First, some facts about how we finally got serious about the need to back up our data, which led to an annual “holiday.”
September 15th, 1956
IBM engineer Reynold B. Johnson comes up with the idea of the external hard drive — the IBM 350 Disk File.
Computer Scientist Dr. Joseph Carl Robnett Licklider is believed to have invented cloud storage.
"Toy Story 2" was almost wiped.
A year before the release of "Toy Story 2," somebody enters a command on the drives where Pixar stores the film's files, deleting 90% of the film.
World Backup Day
After discussing backups on Reddit, student Ismail Jadun jokingly creates World Backup Day to be held annually on March 31st, eventually legitimizing it.
HOW TO GET STARTED?
Set aside time to back up all the existing files on your desktop computer, laptop, or tablet. You can do this on the hard drive of your choice with at least 1 TB of space. Yes, you can go with a smaller hard drive, but you may need to upgrade as you continue to add more files.
Don’t want to use a hard drive? The cloud has numerous companies that specialize in backing up your important data. Do your research and set it to auto backup, so you’re never missing a crucial backup.
Have a little fun! Hold a “back up that thing” party and invite your staff to join you in doing a backup together. This activity can be fun and essential at the same time, as we would never want to lose that vital client file. Most technology-savvy companies have an automatic system in place with everyone on their network, so they’re not relying on individuals to perform that critical task.
Before the need arises in real-time, and once you’re fully backed up, run through the steps needed to restore those files. Otherwise, you’ll be scrambling to figure out how to restore your data when it happens. And we all know it’s when you’re busy with day-to-day tasks that a calamity occurs. Document the process and share it with other key team members to ensure you’re up and running quickly.
BENEFITS OF PERFORMING THE ABOVE TASKS
- It will be easy to grab the file you need from wherever you are (if in the cloud)
- Peace of mind.
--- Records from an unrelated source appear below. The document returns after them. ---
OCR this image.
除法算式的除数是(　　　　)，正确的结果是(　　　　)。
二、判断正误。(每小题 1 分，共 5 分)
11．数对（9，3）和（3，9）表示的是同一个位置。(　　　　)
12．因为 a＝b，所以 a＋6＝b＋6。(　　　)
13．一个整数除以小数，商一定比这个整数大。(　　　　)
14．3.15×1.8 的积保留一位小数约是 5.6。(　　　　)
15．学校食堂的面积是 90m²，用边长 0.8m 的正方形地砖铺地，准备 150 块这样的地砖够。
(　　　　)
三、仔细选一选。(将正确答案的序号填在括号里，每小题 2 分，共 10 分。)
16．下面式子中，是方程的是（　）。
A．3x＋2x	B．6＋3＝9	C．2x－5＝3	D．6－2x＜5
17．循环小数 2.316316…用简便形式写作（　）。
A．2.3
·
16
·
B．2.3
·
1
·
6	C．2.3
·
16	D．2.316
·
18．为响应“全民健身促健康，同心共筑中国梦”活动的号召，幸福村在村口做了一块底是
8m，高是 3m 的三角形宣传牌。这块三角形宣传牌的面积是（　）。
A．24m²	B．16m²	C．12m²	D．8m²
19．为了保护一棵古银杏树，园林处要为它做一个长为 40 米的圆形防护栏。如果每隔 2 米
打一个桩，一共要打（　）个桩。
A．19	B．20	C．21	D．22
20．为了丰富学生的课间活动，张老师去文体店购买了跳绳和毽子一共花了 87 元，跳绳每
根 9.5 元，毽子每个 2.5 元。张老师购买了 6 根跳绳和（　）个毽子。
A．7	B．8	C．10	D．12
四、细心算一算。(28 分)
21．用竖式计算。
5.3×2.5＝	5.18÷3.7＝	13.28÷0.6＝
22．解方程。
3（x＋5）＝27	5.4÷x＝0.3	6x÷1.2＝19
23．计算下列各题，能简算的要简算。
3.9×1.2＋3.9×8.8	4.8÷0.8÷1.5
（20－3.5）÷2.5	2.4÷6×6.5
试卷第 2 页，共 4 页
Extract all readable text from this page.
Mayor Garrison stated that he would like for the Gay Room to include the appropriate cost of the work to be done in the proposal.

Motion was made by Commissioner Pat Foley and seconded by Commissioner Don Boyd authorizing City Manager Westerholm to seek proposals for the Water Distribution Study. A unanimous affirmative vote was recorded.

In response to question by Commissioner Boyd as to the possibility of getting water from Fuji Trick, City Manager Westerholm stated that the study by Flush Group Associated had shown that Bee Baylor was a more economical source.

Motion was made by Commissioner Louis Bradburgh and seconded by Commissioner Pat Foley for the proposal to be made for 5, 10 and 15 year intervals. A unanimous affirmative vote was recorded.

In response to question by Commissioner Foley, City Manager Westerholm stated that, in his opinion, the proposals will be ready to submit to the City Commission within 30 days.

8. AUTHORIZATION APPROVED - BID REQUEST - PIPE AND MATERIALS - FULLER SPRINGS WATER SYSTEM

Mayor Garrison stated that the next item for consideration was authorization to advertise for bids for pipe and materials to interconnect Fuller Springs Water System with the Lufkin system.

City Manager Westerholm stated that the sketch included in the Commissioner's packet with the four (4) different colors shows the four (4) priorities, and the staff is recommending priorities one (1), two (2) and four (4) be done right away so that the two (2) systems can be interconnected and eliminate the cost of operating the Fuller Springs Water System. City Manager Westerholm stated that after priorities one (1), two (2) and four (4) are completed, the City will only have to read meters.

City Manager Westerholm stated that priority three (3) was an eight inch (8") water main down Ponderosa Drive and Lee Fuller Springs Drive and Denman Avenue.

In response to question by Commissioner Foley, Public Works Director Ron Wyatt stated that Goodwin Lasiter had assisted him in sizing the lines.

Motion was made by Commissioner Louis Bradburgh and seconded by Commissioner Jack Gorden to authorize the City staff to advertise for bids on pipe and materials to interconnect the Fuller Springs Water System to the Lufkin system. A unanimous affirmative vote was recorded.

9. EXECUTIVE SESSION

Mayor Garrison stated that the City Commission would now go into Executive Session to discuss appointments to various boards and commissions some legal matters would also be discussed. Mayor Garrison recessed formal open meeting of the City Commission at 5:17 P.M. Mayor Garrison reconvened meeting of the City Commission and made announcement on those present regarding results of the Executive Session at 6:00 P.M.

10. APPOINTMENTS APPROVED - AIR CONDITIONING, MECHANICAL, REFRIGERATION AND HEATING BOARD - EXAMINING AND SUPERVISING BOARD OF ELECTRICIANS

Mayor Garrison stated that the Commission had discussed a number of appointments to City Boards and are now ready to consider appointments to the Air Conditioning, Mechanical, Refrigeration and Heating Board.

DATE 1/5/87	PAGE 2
Some documents are irreplaceable, so we recommend backing them up on both a hard drive and the cloud.
DELETE. DELETE. DELETE.
When you have time, and we know that’s rare, set aside a specific amount of time each day or week and start weeding through old archived files. Eventually, you’ll get through all of them, and there will undoubtedly be some you can delete. The negative of this exercise is that you can easily get lost down a rabbit hole as you’ll come across many files you haven’t seen in a while. Delete what you can and sort the rest into folders that will allow you to find them quickly.
You will also come across duplicates that take up valuable space. Some apps can identify and delete the additional file copies; however, you may want to open both to compare for any differences. Remember, technology is beneficial but not always perfect.